FY2024 Financial Summary (KSh ‘000)
| Metric | 2024 | 2023 | Change |
|---|---|---|---|
| Revenue | 151,487,770 | 156,432,095 | ↓ 3.2% |
| Gross Profit | 8,993,726 | 12,835,683 | ↓ 29.9% |
| Profit Before Tax | 2,063,131 | 4,619,420 | ↓ 55.3% |
| Profit After Tax | 1,487,433 | 3,022,924 | ↓ 50.8% |
| Finance Costs | 3,830,463 | 2,319,090 | ↑ 65.2% |
| Forex Gain / (Loss) | 2,072,802 | (385,142) | Rebound |
| Earnings Per Share (EPS) | 2.36 | 4.80 | ↓ 50.8% |
Total assets stood at KSh 67.93 billion, down from KSh 75.32 billion the previous year. Cash and bank balances increased to KSh 11.44 billion, supported by KSh 7.34 billion net cash generated from operating activities.
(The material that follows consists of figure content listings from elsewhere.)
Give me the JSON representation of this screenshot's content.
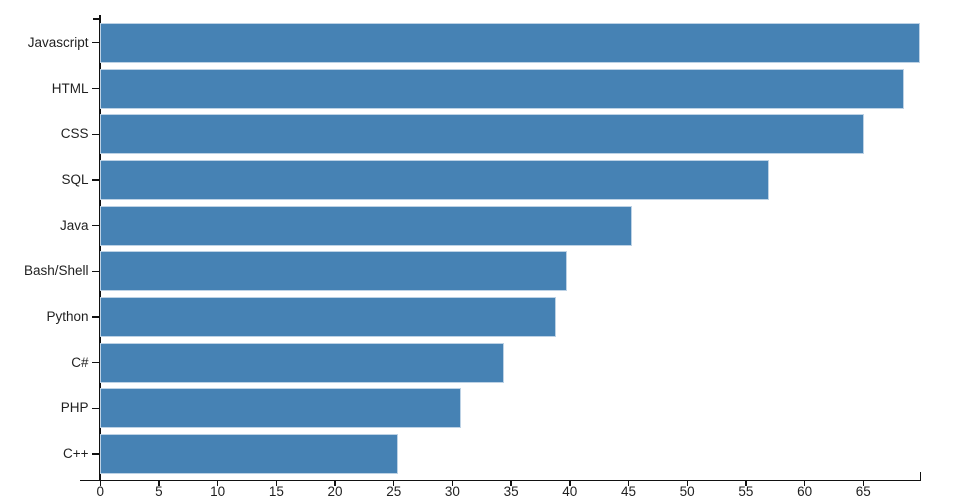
{
  "chart_data": {
    "type": "bar",
    "orientation": "horizontal",
    "title": "",
    "xlabel": "",
    "ylabel": "",
    "categories": [
      "Javascript",
      "HTML",
      "CSS",
      "SQL",
      "Java",
      "Bash/Shell",
      "Python",
      "C#",
      "PHP",
      "C++"
    ],
    "values": [
      69.8,
      68.5,
      65.1,
      57.0,
      45.3,
      39.8,
      38.8,
      34.4,
      30.7,
      25.4
    ],
    "x_ticks": [
      0,
      5,
      10,
      15,
      20,
      25,
      30,
      35,
      40,
      45,
      50,
      55,
      60,
      65
    ],
    "xlim": [
      0,
      69.8
    ],
    "grid": false,
    "legend": "none",
    "colors": {
      "bar_fill": "#4682b4",
      "bar_edge": "#bdd2e5",
      "axis": "#111111",
      "tick_label": "#1f1f1f",
      "background": "#ffffff"
    }
  }
}
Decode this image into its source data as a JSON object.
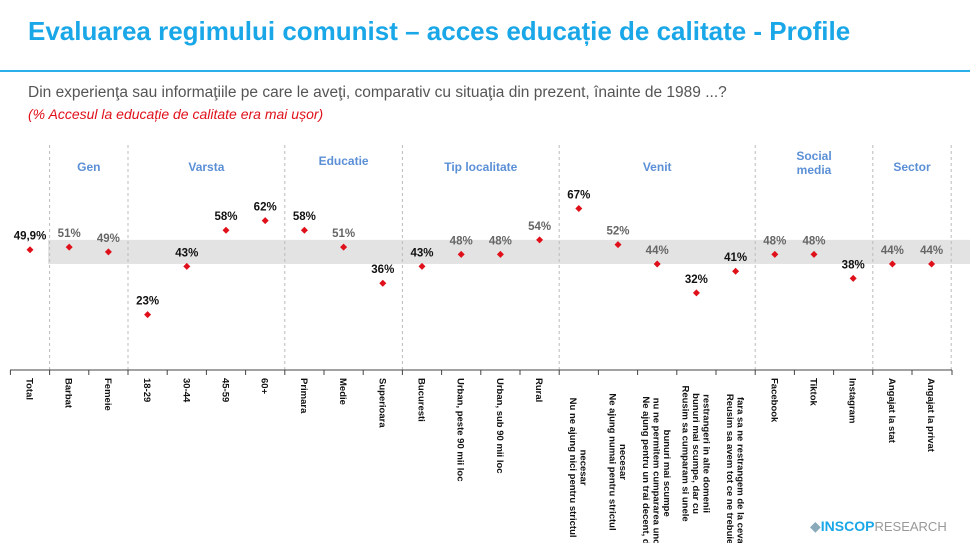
{
  "header": {
    "title": "Evaluarea regimului comunist – acces educație de calitate - Profile",
    "question": "Din experienţa sau informaţiile pe care le aveţi, comparativ cu situaţia din prezent, înainte de 1989 ...?",
    "note": "(% Accesul la educație de calitate era mai ușor)"
  },
  "logo": {
    "brand": "INSCOP",
    "suffix": "RESEARCH"
  },
  "colors": {
    "title": "#1aa7e8",
    "marker": "#e0101a",
    "group_heading": "#5b8fd6",
    "band": "#e3e3e3",
    "note": "#e0101a"
  },
  "chart_data": {
    "type": "scatter",
    "ylim": [
      0,
      95
    ],
    "band": [
      44,
      54
    ],
    "grid": false,
    "groups": [
      {
        "name": "",
        "start": 0,
        "end": 0
      },
      {
        "name": "Gen",
        "start": 1,
        "end": 2
      },
      {
        "name": "Varsta",
        "start": 3,
        "end": 6
      },
      {
        "name": "Educatie",
        "start": 7,
        "end": 9
      },
      {
        "name": "Tip localitate",
        "start": 10,
        "end": 13
      },
      {
        "name": "Venit",
        "start": 14,
        "end": 18
      },
      {
        "name": "Social media",
        "start": 19,
        "end": 21
      },
      {
        "name": "Sector",
        "start": 22,
        "end": 23
      }
    ],
    "categories": [
      "Total",
      "Barbat",
      "Femeie",
      "18-29",
      "30-44",
      "45-59",
      "60+",
      "Primara",
      "Medie",
      "Superioara",
      "Bucuresti",
      "Urban, peste 90 mii loc",
      "Urban, sub 90 mii loc",
      "Rural",
      "Nu ne ajung nici pentru strictul necesar",
      "Ne ajung numai pentru strictul necesar",
      "Ne ajung pentru un trai decent, dar nu ne permitem cumpararea unor bunuri mai scumpe",
      "Reusim sa cumparam si unele bunuri mai scumpe, dar cu restrangeri in alte domenii",
      "Reusim sa avem tot ce ne trebuie, fara sa ne restrangem de la ceva",
      "Facebook",
      "Tiktok",
      "Instagram",
      "Angajat la stat",
      "Angajat la privat"
    ],
    "category_lines": [
      [
        "Total"
      ],
      [
        "Barbat"
      ],
      [
        "Femeie"
      ],
      [
        "18-29"
      ],
      [
        "30-44"
      ],
      [
        "45-59"
      ],
      [
        "60+"
      ],
      [
        "Primara"
      ],
      [
        "Medie"
      ],
      [
        "Superioara"
      ],
      [
        "Bucuresti"
      ],
      [
        "Urban, peste 90 mii loc"
      ],
      [
        "Urban, sub 90 mii loc"
      ],
      [
        "Rural"
      ],
      [
        "Nu ne ajung nici pentru strictul",
        "necesar"
      ],
      [
        "Ne ajung numai pentru strictul",
        "necesar"
      ],
      [
        "Ne ajung pentru un trai decent, da",
        "nu ne permitem cumpararea unor",
        "bunuri mai scumpe"
      ],
      [
        "Reusim sa cumparam si unele",
        "bunuri mai scumpe, dar cu",
        "restrangeri in alte domenii"
      ],
      [
        "Reusim sa avem tot ce ne trebuie,",
        "fara sa ne restrangem de la ceva"
      ],
      [
        "Facebook"
      ],
      [
        "Tiktok"
      ],
      [
        "Instagram"
      ],
      [
        "Angajat la stat"
      ],
      [
        "Angajat la privat"
      ]
    ],
    "values": [
      49.9,
      51,
      49,
      23,
      43,
      58,
      62,
      58,
      51,
      36,
      43,
      48,
      48,
      54,
      67,
      52,
      44,
      32,
      41,
      48,
      48,
      38,
      44,
      44
    ],
    "labels": [
      "49,9%",
      "51%",
      "49%",
      "23%",
      "43%",
      "58%",
      "62%",
      "58%",
      "51%",
      "36%",
      "43%",
      "48%",
      "48%",
      "54%",
      "67%",
      "52%",
      "44%",
      "32%",
      "41%",
      "48%",
      "48%",
      "38%",
      "44%",
      "44%"
    ]
  }
}
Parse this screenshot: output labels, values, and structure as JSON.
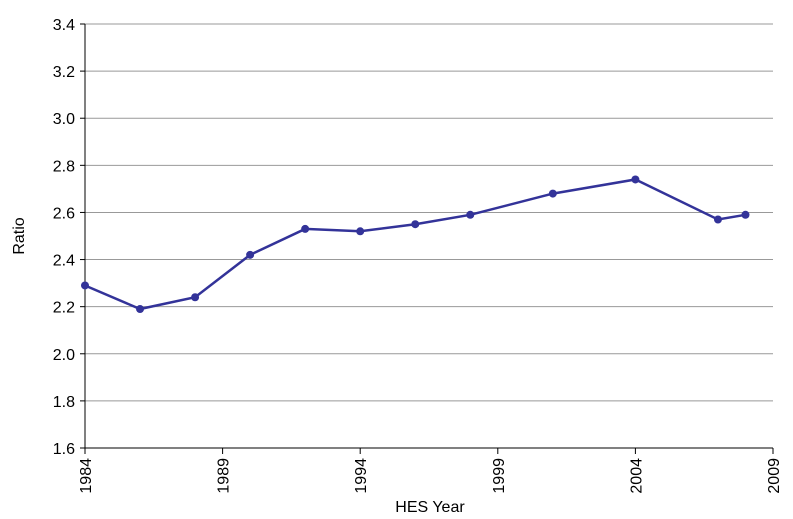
{
  "chart_data": {
    "type": "line",
    "x_label": "HES Year",
    "y_label": "Ratio",
    "x": [
      1984,
      1986,
      1988,
      1990,
      1992,
      1994,
      1996,
      1998,
      2001,
      2004,
      2007,
      2008
    ],
    "series": [
      {
        "name": "Ratio",
        "color": "#333399",
        "values": [
          2.29,
          2.19,
          2.24,
          2.42,
          2.53,
          2.52,
          2.55,
          2.59,
          2.68,
          2.74,
          2.57,
          2.59
        ]
      }
    ],
    "xlim": [
      1984,
      2009
    ],
    "xticks": [
      1984,
      1989,
      1994,
      1999,
      2004,
      2009
    ],
    "ylim": [
      1.6,
      3.4
    ],
    "yticks": [
      1.6,
      1.8,
      {
        "value": 2,
        "label": "2.0"
      },
      2.2,
      2.4,
      2.6,
      2.8,
      {
        "value": 3,
        "label": "3.0"
      },
      3.2,
      3.4
    ],
    "grid": true
  }
}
“Investments of KShs 2,475 million (2023: KShs 2,259 million) were made in line with the business strategy to enhance logistics, expand the network, and continue developing a profitable and sustainable multi-energy company,” the report added.
The board has proposed a first and final dividend of KSh 1.92 per share for FY2024, unchanged from 2023.
“The Directors recommend payment of a first and final dividend of Kshs 1.92 per share for the year ended 31 December 2024 (2023: Kshs 1.92) payable on or around 31 July 2025, subject to shareholders’ approval at the 71st Annual General Meeting.”
- •Book Closure: 27 June 2025
- •AGM Date: 27 June 2025 (to be held electronically)
- •Payment Date: On or about 31 July 2025
| Year | 2024 | 2023 | 2022 | 2021 | 2020 | 2019 | 2018 | 2015 |
|---|---|---|---|---|---|---|---|---|
| Dividend | 1.92 | 1.31 | 1.31 | 1.57 | 1.30 | 1.30 | 1.30 | 0.70 |
| Year | 2014 | 2011 | 2010 | 2009 | 2008 | 2007 | 2006 |
|---|---|---|---|---|---|---|---|
| Dividend | 0.60 | 1.05 | 1.05 | 2.50 | 2.50 | 2.50 | 2.50 |
Looking ahead, the company stated:
“The priority focus for the Company will continue to be on safety, operational excellence, profitable growth, and positive cash flow generation.”
It also reiterated its intention to focus on “renewable energy sources and sustainable solutions to meet the growing demand for clean energy in Kenya.”
However, it acknowledged that its operations remain vulnerable to several risks:
“Due to the nature of the business, the Company’s activities remain exposed to market risks (such as sensitivity to environmental parameters of the oil and financial markets), environmental risks related to the Company’s operations, and political or geopolitical risks that could potentially impact the operating environment.”